Drugs and Foods to Avoid
Ask your doctor or pharmacist before using any other medicine, including over-the-counter medicines, vitamins, and herbal products.
- Make sure your doctor knows if you are using steroid medicine such as dexamethasone, prednisolone, prednisone, or Medrol®. Tell your doctor if you are using diabetes medicine that you take by mouth such as glyburide, metformin, Actos®, Glucophage®, or Glucotrol®.
- Make sure your doctor knows if you are using birth control pills, medicine to treat depression, salicylates (such as aspirin), sulfa drugs (such as Bactrim®, Cotrim®,or Septra®), or thyroid medicine.
- Make sure your doctor knows if you are also using a beta blocker such as atenolol (Tenormin®), metoprolol (Lopressor®), or propranolol (Inderal®).
- There are many other medicines that interact with this medicine. Make sure your doctor knows all other medicines you are using.
- Do not drink alcohol while you are using this medicine.
Warnings While Using This Medicine
- Make sure your doctor knows if you are pregnant or are planning to become pregnant. Tell your doctor if you are breast feeding.
- Make sure your doctor knows if you have liver disease, kidney disease, or problems of the adrenal, thyroid, or pituitary gland.
- Your doctor will need to check your progress at regular visits while you are using this medicine. Be sure to keep all appointments.
- This medicine may make you dizzy or drowsy. Avoid driving, using machines, or doing anything else that could be dangerous if you are not alert.
- If your blood sugar gets too low, you may feel weak, drowsy, confused, anxious, or very hungry. You may also sweat, shake, or have blurred vision, a fast heartbeat, or a headache that will not go away. If you have symptoms of low blood sugar (hypoglycemia), check your blood sugar. If your blood sugar is 70 mg/dL (milligrams per deciliter) or below, do one of the following: Drink 4 ounces (one-half cup) of fruit juice, or eat 5 to 6 pieces of hard candy, or take 2 to 3 glucose tablets. Re-check your blood sugar 15 minutes later. If your blood sugar is above 70 mg/dL, eat a snack or a meal. If your blood sugar is still below 70 mg/dL, drink one-half cup juice, or eat 5 to 6 pieces of candy, or take 2 to 3 glucose tablets. Carry candy or some type of sugar with you at all times, especially if you are away from home. You can take this if you feel that your blood sugar is too low, even if you do not have a blood glucose meter. Always carefully follow your doctor's instructions about how to treat your low blood sugar. Learn what to do if your blood sugar gets too low. Teach friends, co-workers, and family members what they can do to help if you have low blood sugar.
- Your dose of insulin may change slightly with changes in your diet or physical activity. Your dose may also change while you are ill, pregnant, traveling, taking a new medicine, or exercising more than usual. Follow your doctor's instructions about making any changes in your insulin dose.

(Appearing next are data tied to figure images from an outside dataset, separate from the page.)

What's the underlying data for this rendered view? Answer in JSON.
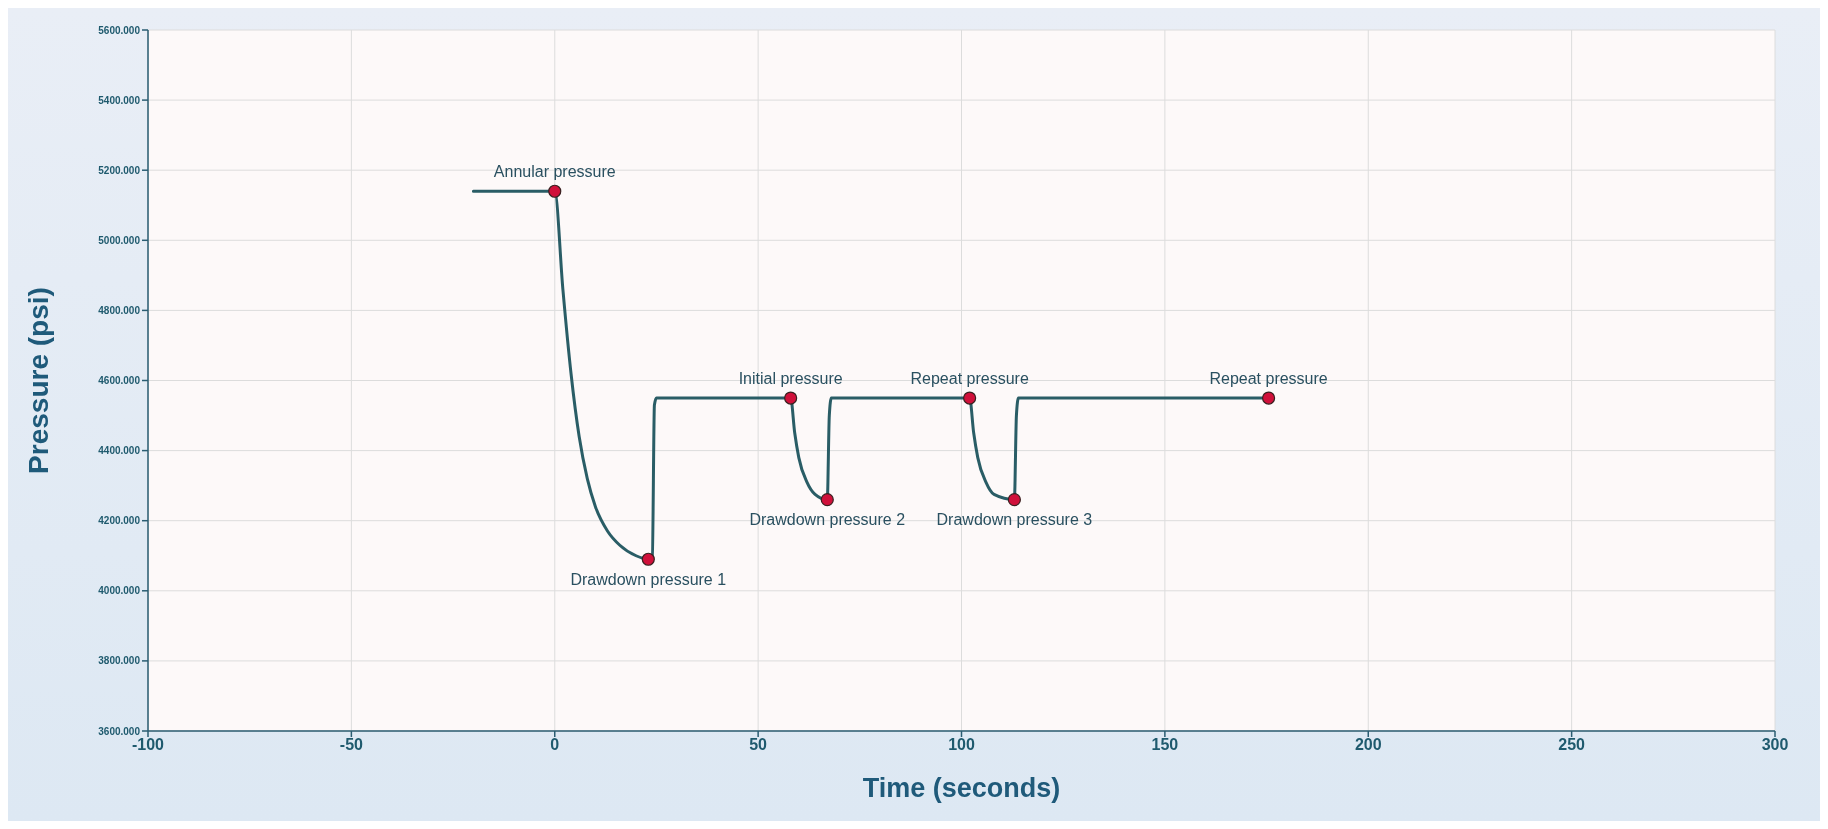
{
  "chart_data": {
    "type": "line",
    "xlabel": "Time (seconds)",
    "ylabel": "Pressure (psi)",
    "xlim": [
      -100,
      300
    ],
    "xticks": [
      -100,
      -50,
      0,
      50,
      100,
      150,
      200,
      250,
      300
    ],
    "ylim": [
      3600,
      5600
    ],
    "yticks": [
      {
        "value": 3600,
        "label": "3600.000"
      },
      {
        "value": 3800,
        "label": "3800.000"
      },
      {
        "value": 4000,
        "label": "4000.000"
      },
      {
        "value": 4200,
        "label": "4200.000"
      },
      {
        "value": 4400,
        "label": "4400.000"
      },
      {
        "value": 4600,
        "label": "4600.000"
      },
      {
        "value": 4800,
        "label": "4800.000"
      },
      {
        "value": 5000,
        "label": "5000.000"
      },
      {
        "value": 5200,
        "label": "5200.000"
      },
      {
        "value": 5400,
        "label": "5400.000"
      },
      {
        "value": 5600,
        "label": "5600.000"
      }
    ],
    "grid": true,
    "series": [
      {
        "color": "#2a5d66",
        "marker": "none",
        "x": [
          -20,
          0,
          2,
          4,
          6,
          8,
          10,
          13,
          16,
          20,
          23,
          24,
          24.5,
          25,
          58,
          59,
          60,
          62,
          64,
          67,
          67.5,
          68,
          102,
          103,
          104,
          106,
          108,
          113,
          113.5,
          114,
          175.5
        ],
        "values": [
          5140,
          5140,
          4860,
          4620,
          4440,
          4320,
          4240,
          4170,
          4130,
          4100,
          4090,
          4100,
          4530,
          4550,
          4550,
          4450,
          4380,
          4310,
          4275,
          4260,
          4500,
          4550,
          4550,
          4450,
          4380,
          4310,
          4275,
          4260,
          4500,
          4550,
          4550
        ]
      },
      {
        "type": "scatter",
        "color": "#d0103a",
        "marker": "circle",
        "x": [
          0,
          23,
          58,
          67,
          102,
          113,
          175.5
        ],
        "values": [
          5140,
          4090,
          4550,
          4260,
          4550,
          4260,
          4550
        ]
      }
    ],
    "annotations": [
      {
        "text": "Annular pressure",
        "x": 0,
        "y": 5140
      },
      {
        "text": "Drawdown pressure 1",
        "x": 23,
        "y": 4090
      },
      {
        "text": "Initial pressure",
        "x": 58,
        "y": 4550
      },
      {
        "text": "Drawdown pressure 2",
        "x": 67,
        "y": 4260
      },
      {
        "text": "Repeat pressure",
        "x": 102,
        "y": 4550
      },
      {
        "text": "Drawdown pressure 3",
        "x": 113,
        "y": 4260
      },
      {
        "text": "Repeat pressure",
        "x": 175.5,
        "y": 4550
      }
    ]
  }
}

Possible Side Effects While Using This Medicine
Call your doctor right away if you notice any of these side effects:
- Allergic reaction: Itching or hives, swelling in your face or hands, swelling or tingling in your mouth or throat, chest tightness, trouble breathing.
- Blurred vision.
- Fast or pounding heartbeat.
- Lightheadedness or fainting.
- Problems with speech, balance, or walking.

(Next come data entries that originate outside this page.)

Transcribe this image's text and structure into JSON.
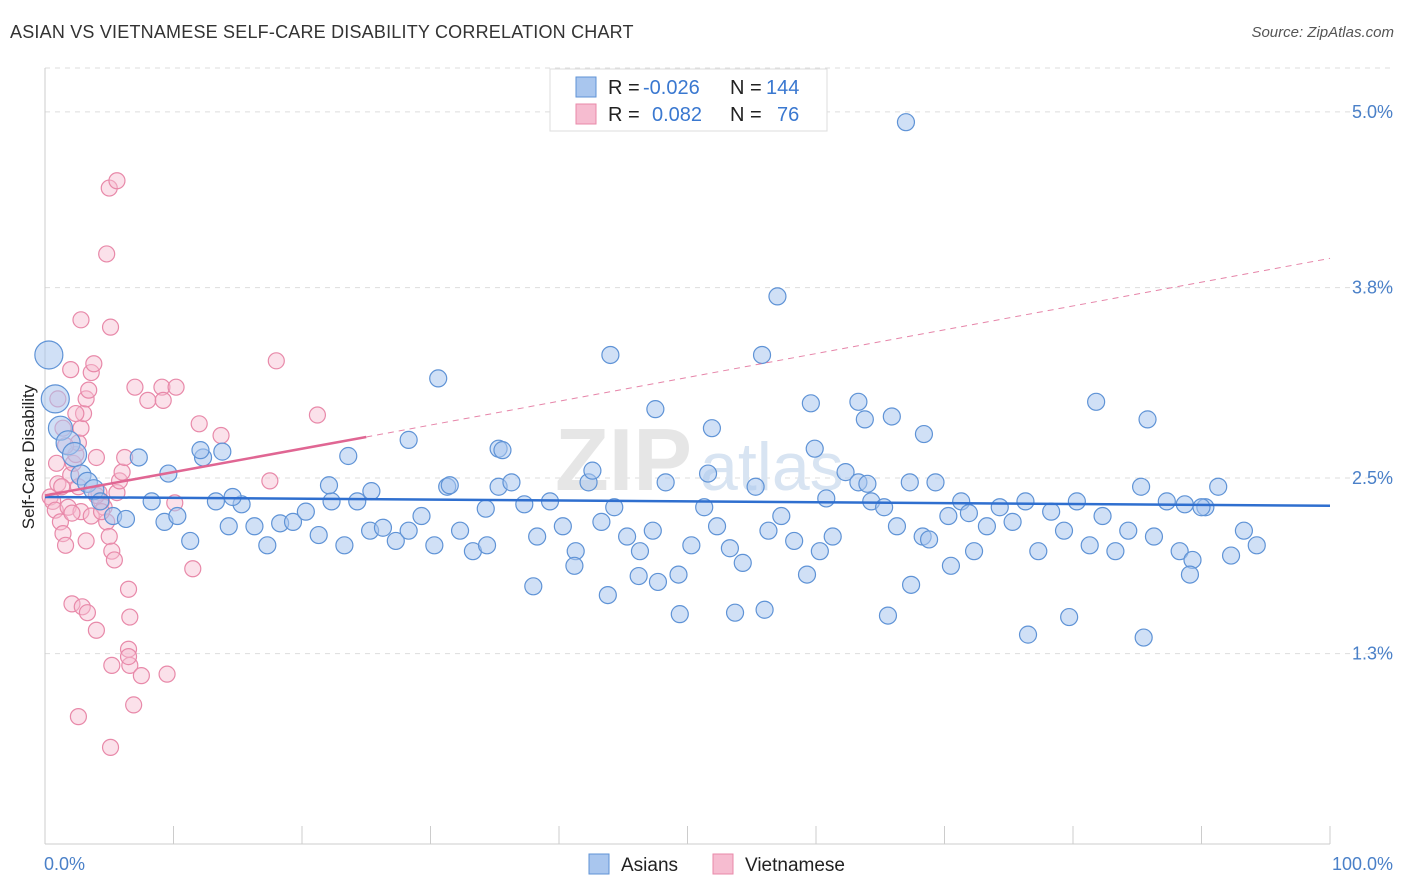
{
  "title": "ASIAN VS VIETNAMESE SELF-CARE DISABILITY CORRELATION CHART",
  "source": "Source: ZipAtlas.com",
  "watermark": {
    "a": "ZIP",
    "b": "atlas"
  },
  "legend": {
    "rows": [
      {
        "r_label": "R =",
        "r_value": "-0.026",
        "n_label": "N =",
        "n_value": "144"
      },
      {
        "r_label": "R =",
        "r_value": "0.082",
        "n_label": "N =",
        "n_value": "76"
      }
    ]
  },
  "bottom_legend": {
    "asians": "Asians",
    "vietnamese": "Vietnamese"
  },
  "colors": {
    "asian_fill": "#a9c6ee",
    "asian_stroke": "#5f93d6",
    "asian_line": "#2f6fcf",
    "viet_fill": "#f6bcd0",
    "viet_stroke": "#e889a9",
    "viet_line": "#e06693",
    "tick_label": "#4a80c8",
    "grid": "#dddddd"
  },
  "chart_data": {
    "type": "scatter",
    "title": "ASIAN VS VIETNAMESE SELF-CARE DISABILITY CORRELATION CHART",
    "xlabel": "",
    "ylabel": "Self-Care Disability",
    "xlim": [
      0,
      100
    ],
    "ylim": [
      0.0,
      5.3
    ],
    "x_tick_labels": [
      "0.0%",
      "100.0%"
    ],
    "y_ticks": [
      1.3,
      2.5,
      3.8,
      5.0
    ],
    "y_tick_labels": [
      "1.3%",
      "2.5%",
      "3.8%",
      "5.0%"
    ],
    "grid": true,
    "legend_position": "top-center",
    "series": [
      {
        "name": "Asians",
        "trend": {
          "x": [
            0,
            100
          ],
          "y": [
            2.37,
            2.31
          ]
        },
        "points": [
          [
            0.3,
            3.34
          ],
          [
            0.8,
            3.04
          ],
          [
            1.2,
            2.84
          ],
          [
            1.8,
            2.74
          ],
          [
            2.3,
            2.66
          ],
          [
            2.8,
            2.52
          ],
          [
            3.3,
            2.47
          ],
          [
            3.8,
            2.42
          ],
          [
            4.3,
            2.34
          ],
          [
            5.3,
            2.24
          ],
          [
            6.3,
            2.22
          ],
          [
            7.3,
            2.64
          ],
          [
            8.3,
            2.34
          ],
          [
            9.3,
            2.2
          ],
          [
            10.3,
            2.24
          ],
          [
            11.3,
            2.07
          ],
          [
            12.3,
            2.64
          ],
          [
            13.3,
            2.34
          ],
          [
            14.3,
            2.17
          ],
          [
            15.3,
            2.32
          ],
          [
            16.3,
            2.17
          ],
          [
            17.3,
            2.04
          ],
          [
            18.3,
            2.19
          ],
          [
            19.3,
            2.2
          ],
          [
            20.3,
            2.27
          ],
          [
            21.3,
            2.11
          ],
          [
            22.3,
            2.34
          ],
          [
            23.3,
            2.04
          ],
          [
            24.3,
            2.34
          ],
          [
            25.3,
            2.14
          ],
          [
            26.3,
            2.16
          ],
          [
            27.3,
            2.07
          ],
          [
            28.3,
            2.14
          ],
          [
            29.3,
            2.24
          ],
          [
            30.3,
            2.04
          ],
          [
            31.3,
            2.44
          ],
          [
            32.3,
            2.14
          ],
          [
            33.3,
            2.0
          ],
          [
            34.3,
            2.29
          ],
          [
            35.3,
            2.44
          ],
          [
            36.3,
            2.47
          ],
          [
            37.3,
            2.32
          ],
          [
            38.3,
            2.1
          ],
          [
            39.3,
            2.34
          ],
          [
            40.3,
            2.17
          ],
          [
            41.3,
            2.0
          ],
          [
            42.3,
            2.47
          ],
          [
            43.3,
            2.2
          ],
          [
            44.3,
            2.3
          ],
          [
            45.3,
            2.1
          ],
          [
            46.3,
            2.0
          ],
          [
            47.3,
            2.14
          ],
          [
            48.3,
            2.47
          ],
          [
            49.3,
            1.84
          ],
          [
            50.3,
            2.04
          ],
          [
            51.3,
            2.3
          ],
          [
            52.3,
            2.17
          ],
          [
            53.3,
            2.02
          ],
          [
            54.3,
            1.92
          ],
          [
            55.3,
            2.44
          ],
          [
            56.3,
            2.14
          ],
          [
            57.3,
            2.24
          ],
          [
            58.3,
            2.07
          ],
          [
            59.3,
            1.84
          ],
          [
            60.3,
            2.0
          ],
          [
            61.3,
            2.1
          ],
          [
            62.3,
            2.54
          ],
          [
            63.3,
            2.47
          ],
          [
            64.3,
            2.34
          ],
          [
            65.3,
            2.3
          ],
          [
            66.3,
            2.17
          ],
          [
            67.3,
            2.47
          ],
          [
            68.3,
            2.1
          ],
          [
            69.3,
            2.47
          ],
          [
            70.3,
            2.24
          ],
          [
            71.3,
            2.34
          ],
          [
            72.3,
            2.0
          ],
          [
            73.3,
            2.17
          ],
          [
            74.3,
            2.3
          ],
          [
            75.3,
            2.2
          ],
          [
            76.3,
            2.34
          ],
          [
            77.3,
            2.0
          ],
          [
            78.3,
            2.27
          ],
          [
            79.3,
            2.14
          ],
          [
            80.3,
            2.34
          ],
          [
            81.3,
            2.04
          ],
          [
            82.3,
            2.24
          ],
          [
            83.3,
            2.0
          ],
          [
            84.3,
            2.14
          ],
          [
            85.3,
            2.44
          ],
          [
            86.3,
            2.1
          ],
          [
            87.3,
            2.34
          ],
          [
            88.3,
            2.0
          ],
          [
            89.3,
            1.94
          ],
          [
            90.3,
            2.3
          ],
          [
            91.3,
            2.44
          ],
          [
            92.3,
            1.97
          ],
          [
            93.3,
            2.14
          ],
          [
            94.3,
            2.04
          ],
          [
            67.0,
            4.93
          ],
          [
            57.0,
            3.74
          ],
          [
            55.8,
            3.34
          ],
          [
            44.0,
            3.34
          ],
          [
            30.6,
            3.18
          ],
          [
            63.3,
            3.02
          ],
          [
            59.6,
            3.01
          ],
          [
            81.8,
            3.02
          ],
          [
            51.9,
            2.84
          ],
          [
            47.5,
            2.97
          ],
          [
            35.3,
            2.7
          ],
          [
            35.6,
            2.69
          ],
          [
            63.8,
            2.9
          ],
          [
            59.9,
            2.7
          ],
          [
            51.6,
            2.53
          ],
          [
            65.9,
            2.92
          ],
          [
            85.8,
            2.9
          ],
          [
            68.4,
            2.8
          ],
          [
            28.3,
            2.76
          ],
          [
            31.5,
            2.45
          ],
          [
            9.6,
            2.53
          ],
          [
            12.1,
            2.69
          ],
          [
            13.8,
            2.68
          ],
          [
            23.6,
            2.65
          ],
          [
            42.6,
            2.55
          ],
          [
            60.8,
            2.36
          ],
          [
            64.0,
            2.46
          ],
          [
            71.9,
            2.26
          ],
          [
            68.8,
            2.08
          ],
          [
            70.5,
            1.9
          ],
          [
            14.6,
            2.37
          ],
          [
            34.4,
            2.04
          ],
          [
            38.0,
            1.76
          ],
          [
            41.2,
            1.9
          ],
          [
            43.8,
            1.7
          ],
          [
            47.7,
            1.79
          ],
          [
            46.2,
            1.83
          ],
          [
            49.4,
            1.57
          ],
          [
            53.7,
            1.58
          ],
          [
            56.0,
            1.6
          ],
          [
            65.6,
            1.56
          ],
          [
            67.4,
            1.77
          ],
          [
            85.5,
            1.41
          ],
          [
            76.5,
            1.43
          ],
          [
            79.7,
            1.55
          ],
          [
            89.1,
            1.84
          ],
          [
            90.0,
            2.3
          ],
          [
            88.7,
            2.32
          ],
          [
            22.1,
            2.45
          ],
          [
            25.4,
            2.41
          ]
        ]
      },
      {
        "name": "Vietnamese",
        "trend": {
          "x": [
            0,
            25
          ],
          "y": [
            2.38,
            2.78
          ],
          "extended": {
            "x": [
              25,
              100
            ],
            "y": [
              2.78,
              4.0
            ]
          }
        },
        "points": [
          [
            0.4,
            2.37
          ],
          [
            0.6,
            2.34
          ],
          [
            0.8,
            2.28
          ],
          [
            1.0,
            2.46
          ],
          [
            1.2,
            2.2
          ],
          [
            1.4,
            2.12
          ],
          [
            1.6,
            2.04
          ],
          [
            1.8,
            2.3
          ],
          [
            2.0,
            2.52
          ],
          [
            2.2,
            2.6
          ],
          [
            2.4,
            2.66
          ],
          [
            2.6,
            2.74
          ],
          [
            2.8,
            2.84
          ],
          [
            3.0,
            2.94
          ],
          [
            3.2,
            3.04
          ],
          [
            3.4,
            3.1
          ],
          [
            3.6,
            3.22
          ],
          [
            3.8,
            3.28
          ],
          [
            4.0,
            2.64
          ],
          [
            4.2,
            2.4
          ],
          [
            4.4,
            2.34
          ],
          [
            4.6,
            2.3
          ],
          [
            4.8,
            2.2
          ],
          [
            5.0,
            2.1
          ],
          [
            5.2,
            2.0
          ],
          [
            5.4,
            1.94
          ],
          [
            5.6,
            2.4
          ],
          [
            5.8,
            2.48
          ],
          [
            6.0,
            2.54
          ],
          [
            6.2,
            2.64
          ],
          [
            1.0,
            3.04
          ],
          [
            1.4,
            2.84
          ],
          [
            2.0,
            3.24
          ],
          [
            2.4,
            2.94
          ],
          [
            2.6,
            2.44
          ],
          [
            2.8,
            2.27
          ],
          [
            3.2,
            2.07
          ],
          [
            3.6,
            2.24
          ],
          [
            4.0,
            2.38
          ],
          [
            4.4,
            2.27
          ],
          [
            5.0,
            4.48
          ],
          [
            5.6,
            4.53
          ],
          [
            4.8,
            4.03
          ],
          [
            2.8,
            3.58
          ],
          [
            5.1,
            3.53
          ],
          [
            18.0,
            3.3
          ],
          [
            7.0,
            3.12
          ],
          [
            9.1,
            3.12
          ],
          [
            10.2,
            3.12
          ],
          [
            2.1,
            1.64
          ],
          [
            2.9,
            1.62
          ],
          [
            3.3,
            1.58
          ],
          [
            4.0,
            1.46
          ],
          [
            6.5,
            1.74
          ],
          [
            6.6,
            1.55
          ],
          [
            6.5,
            1.33
          ],
          [
            5.2,
            1.22
          ],
          [
            6.6,
            1.22
          ],
          [
            7.5,
            1.15
          ],
          [
            9.5,
            1.16
          ],
          [
            8.0,
            3.03
          ],
          [
            9.2,
            3.03
          ],
          [
            12.0,
            2.87
          ],
          [
            13.7,
            2.79
          ],
          [
            6.5,
            1.28
          ],
          [
            2.6,
            0.87
          ],
          [
            5.1,
            0.66
          ],
          [
            6.9,
            0.95
          ],
          [
            10.1,
            2.33
          ],
          [
            11.5,
            1.88
          ],
          [
            17.5,
            2.48
          ],
          [
            21.2,
            2.93
          ],
          [
            2.1,
            2.26
          ],
          [
            1.3,
            2.44
          ],
          [
            0.9,
            2.6
          ],
          [
            1.6,
            2.72
          ]
        ]
      }
    ]
  }
}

- Seizures, tremors, or shaking.
If you notice these less serious side effects, talk with your doctor:
- Depression or anxiety.
- Feeling nervous or agitated.
- Headache, or trouble sleeping or concentrating.
- Increased thirst or appetite.
- Increased sweating.
- Redness, pain, swelling, itching, or a lump under your skin where the shot is given.
- Tingling in your hands, feet, lips, or tongue.